« À la folie » est le témoignage de Joy Sorman qui, pendant un an, a confronté sa réalité à celle de la psychiatrie pour nous en livrer ce précieux témoignage.

À la folie – Joy Sorman

À la folie, l’histoire

L’asile est un endroit qui nous effraie ou nous touche, nous intrigue parfois et nous fait fantasmer souvent car il évoque en un seul lieu tout le champ des possibles. Pendant une année, Joy Sorman a été le témoin de la vie qui s’écoule entre ses murs. Elle raconte ceux qui veulent s’échapper à tout prix et ceux qui, effrayés par la société, ne connaissent que ce refuge dont ils ne veulent désormais plus sortir.

Il y a eu l’âge d’or de la psychiatrie, celui qui ne manquait pas de moyens. Celui où on sortait les fous au cinéma ou manger une pizza, pour conserver un pied dans la société, un semblant de normalité. Aujourd’hui révolu, l’enfermement est le reflet de notre société actuelle : un système qui confond parfois problème social et troubles psychiatriques. Des molécules plutôt que des paroles. Des soignants dépassés et en sous-effectifs. Un système de soins déshumanisé.

Jacques se voit comme un monstre, pas comme un fou, dit qu’on l’a qualifié de dément pour ne pas se donner la peine de penser tout ce sourd enfoui qui grouille.
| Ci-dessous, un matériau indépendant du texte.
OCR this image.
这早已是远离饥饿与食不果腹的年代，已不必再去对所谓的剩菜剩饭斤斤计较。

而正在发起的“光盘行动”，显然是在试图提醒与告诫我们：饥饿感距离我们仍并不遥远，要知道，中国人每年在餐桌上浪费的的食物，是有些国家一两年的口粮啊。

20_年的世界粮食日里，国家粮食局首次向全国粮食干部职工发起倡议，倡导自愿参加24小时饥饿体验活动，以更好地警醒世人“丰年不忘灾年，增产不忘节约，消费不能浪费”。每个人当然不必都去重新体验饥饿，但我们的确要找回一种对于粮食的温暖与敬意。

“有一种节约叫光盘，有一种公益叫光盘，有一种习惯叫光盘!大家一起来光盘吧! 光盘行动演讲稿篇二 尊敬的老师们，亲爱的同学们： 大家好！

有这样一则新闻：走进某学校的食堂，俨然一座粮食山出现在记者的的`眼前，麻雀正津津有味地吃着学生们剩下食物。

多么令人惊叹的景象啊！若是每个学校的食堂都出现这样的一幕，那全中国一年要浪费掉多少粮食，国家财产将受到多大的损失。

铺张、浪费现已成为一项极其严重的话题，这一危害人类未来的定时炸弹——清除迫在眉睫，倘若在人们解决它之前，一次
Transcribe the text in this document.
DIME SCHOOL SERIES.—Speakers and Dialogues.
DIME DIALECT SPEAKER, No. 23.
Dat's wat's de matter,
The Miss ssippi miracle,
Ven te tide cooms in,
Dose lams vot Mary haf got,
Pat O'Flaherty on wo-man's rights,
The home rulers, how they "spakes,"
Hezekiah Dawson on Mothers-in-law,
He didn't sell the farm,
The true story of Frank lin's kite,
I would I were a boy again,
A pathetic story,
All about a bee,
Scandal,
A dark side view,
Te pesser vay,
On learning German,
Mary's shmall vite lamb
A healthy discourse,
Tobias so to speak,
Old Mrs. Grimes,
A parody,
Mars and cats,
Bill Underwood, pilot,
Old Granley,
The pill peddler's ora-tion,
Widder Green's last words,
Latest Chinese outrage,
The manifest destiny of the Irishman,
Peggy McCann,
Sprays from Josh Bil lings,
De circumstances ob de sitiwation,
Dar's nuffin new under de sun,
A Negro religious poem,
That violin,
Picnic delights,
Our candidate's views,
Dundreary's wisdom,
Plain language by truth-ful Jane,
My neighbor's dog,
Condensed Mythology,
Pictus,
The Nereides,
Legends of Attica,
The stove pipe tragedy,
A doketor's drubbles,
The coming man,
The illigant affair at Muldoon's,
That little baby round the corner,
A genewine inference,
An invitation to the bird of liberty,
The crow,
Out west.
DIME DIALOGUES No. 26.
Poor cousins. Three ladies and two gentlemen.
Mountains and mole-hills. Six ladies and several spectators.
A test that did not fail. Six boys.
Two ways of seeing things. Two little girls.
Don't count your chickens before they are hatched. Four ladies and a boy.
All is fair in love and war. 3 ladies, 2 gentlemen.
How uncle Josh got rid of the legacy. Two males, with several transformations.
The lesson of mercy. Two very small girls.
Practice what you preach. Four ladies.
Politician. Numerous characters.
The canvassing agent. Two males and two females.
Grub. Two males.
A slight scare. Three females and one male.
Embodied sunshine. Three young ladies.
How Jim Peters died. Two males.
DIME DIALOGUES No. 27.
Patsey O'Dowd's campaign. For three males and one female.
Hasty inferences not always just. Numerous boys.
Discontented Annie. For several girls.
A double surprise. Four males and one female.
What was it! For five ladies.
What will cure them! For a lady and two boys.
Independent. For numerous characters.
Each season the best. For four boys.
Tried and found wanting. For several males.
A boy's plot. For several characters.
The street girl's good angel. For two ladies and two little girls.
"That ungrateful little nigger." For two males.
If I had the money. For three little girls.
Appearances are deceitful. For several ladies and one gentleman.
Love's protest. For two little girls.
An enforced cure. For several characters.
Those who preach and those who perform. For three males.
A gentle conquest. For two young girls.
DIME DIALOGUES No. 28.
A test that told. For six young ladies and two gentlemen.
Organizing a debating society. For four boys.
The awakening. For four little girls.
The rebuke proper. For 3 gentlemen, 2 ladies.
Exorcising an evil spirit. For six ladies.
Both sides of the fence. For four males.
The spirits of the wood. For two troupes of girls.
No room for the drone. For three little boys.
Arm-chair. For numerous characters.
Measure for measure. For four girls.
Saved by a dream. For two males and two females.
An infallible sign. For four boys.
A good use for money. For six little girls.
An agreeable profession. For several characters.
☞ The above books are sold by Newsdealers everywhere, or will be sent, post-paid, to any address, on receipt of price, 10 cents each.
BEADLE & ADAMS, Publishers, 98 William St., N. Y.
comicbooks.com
La folie est une solution à l’inenvisageable, quand le coût pour la pensée est trop élevé, elle permet d’esquiver, de se dérober (…). [Jacques], accusant les médecins, les juges et le monde entier d’avoir trop peur de lui pour reconnaître qu’ils appartiennent bien à la même espère.

Joy Sorman raconte également les hommes et les femmes qui vivent au pavillon 4B. Ceux qui sont psychotiques, les bipolaires, les dépressifs et les paranoïaques ou ceux encore qui préfèrent qu’on les appelle « fous » car c’est plus doux. Mais les fous ne sont pas le fou et il y a autant de fous que d’individus. Il y a Franck, il y a Maria, il y a Jessica ou Jordan. Parfois à moitié conscients de leur folie, ils l’exploitent et en jouent, se perdant ainsi en eux-mêmes pour écarter la réalité ou tromper l’ennui.

Mon avis sur ce livre

« À la folie » est une lecture spéciale où les fous sont les personnages réels du roman. Pas tout à fait neutre, l’auteure nous montre les difficultés du quotidien, le manque de moyens économiques et humains qui compliquent la tâche des soignants. Plongée au cœur d’un univers aux nombreux stéréotypes, elle dévoile aussi les instants de lueurs, moments aussi brefs que magiques qui, l’espace d’une seconde, illuminent les yeux ou un sourire et qui rendent aux fous toute leur humanité. Livre témoignage, « À la folie » est également un roman dont la plume de l’auteure nous offre quelques passages enchanteurs.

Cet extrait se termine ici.